In order to be in a place where I can be a stay at home mom took us some major sacrificing and a fair amount of good fortune. I spent the last 5 years supporting my husband so he could get enough education and experience to have an income good enough to support us on its own. I waited until I was 30 years old to have my first kid and then have waited to have our second, it was pretty clear right away that I couldn’t do more than one kid and work and stay sane. It is not an accident I am here, it was an intentional path we have been working toward for quite some time.

Working moms, I salute you. It is not easy to leave your littles in the care of someone else and to be pulled in two directions.  Stay at home moms, I salute you. Good job not strangling your child and good job taking a shower.

I really don’t prescribe to one perfect scenario for each mama but I do wish we were less judgy of each other. For me, choosing to stay at home is not because I’m not capable of doing anything else, it is not because we couldn’t use some more money, and it’s not because my husband is a chauvinist who likes the idea that I’m locked up at home for whenever he might want some homemade bread. It is because this is the way that works for us, it is the way we have chosen to get all of our family’s needs met. If we needed to, we could get creative and do it a different way I have no doubt. If you are doing it a different way than us that is okay by me.
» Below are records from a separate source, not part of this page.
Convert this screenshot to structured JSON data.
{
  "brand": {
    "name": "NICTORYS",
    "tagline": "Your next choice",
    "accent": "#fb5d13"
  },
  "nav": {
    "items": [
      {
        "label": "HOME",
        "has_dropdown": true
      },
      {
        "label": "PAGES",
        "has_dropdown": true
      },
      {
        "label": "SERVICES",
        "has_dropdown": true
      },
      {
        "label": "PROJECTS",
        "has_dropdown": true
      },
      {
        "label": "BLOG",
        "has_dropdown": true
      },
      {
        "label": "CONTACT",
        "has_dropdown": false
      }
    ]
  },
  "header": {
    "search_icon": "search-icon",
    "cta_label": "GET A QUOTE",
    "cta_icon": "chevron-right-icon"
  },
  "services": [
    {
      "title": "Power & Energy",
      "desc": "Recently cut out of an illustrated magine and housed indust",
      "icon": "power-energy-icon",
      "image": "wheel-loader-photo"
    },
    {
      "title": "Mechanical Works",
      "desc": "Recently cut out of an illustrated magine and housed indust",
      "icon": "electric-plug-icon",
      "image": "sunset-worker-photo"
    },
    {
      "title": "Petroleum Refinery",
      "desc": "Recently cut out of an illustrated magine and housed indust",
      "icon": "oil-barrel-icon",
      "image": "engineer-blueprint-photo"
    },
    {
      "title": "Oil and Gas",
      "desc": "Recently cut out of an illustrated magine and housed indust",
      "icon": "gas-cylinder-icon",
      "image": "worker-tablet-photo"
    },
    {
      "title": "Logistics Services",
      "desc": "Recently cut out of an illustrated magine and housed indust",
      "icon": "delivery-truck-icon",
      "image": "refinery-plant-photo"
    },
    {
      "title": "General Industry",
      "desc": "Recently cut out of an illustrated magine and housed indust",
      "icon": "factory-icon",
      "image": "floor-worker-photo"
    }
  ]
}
I think I just need to stick up for moms for a minute. Stay at home moms and working moms and everyone in between. The majority are doing the best they can with the circumstance they are in. Let’s just function on the assumption that stay at home moms have a brain and that working moms love their babies fiercely, mmmmmk?

It is important to me that the paths that I walk everyday bring light and life to those around me. It is important to me that my child sees me being respectful and kind to people and about people. It is important to me that I dedicate my limited free time intentionally. I hope that somehow between the syrup stuck to my kitchen floor and the sharpie incident that I am accomplishing some semblance of the bigger picture.

Now, a message from our local sponsor on how cool moms are:

 

8 thoughts on “Moms, Don’t Hate on Other Moms

  1. I admire any stay at home mom. The amount of work that goes into watching a child all day is way harder than most jobs. In a perfect world, one of the parents could stay at home – that would ideally be best for the kids, although it might not be best for the parents that get driven crazy. Thanks for sharing these stories.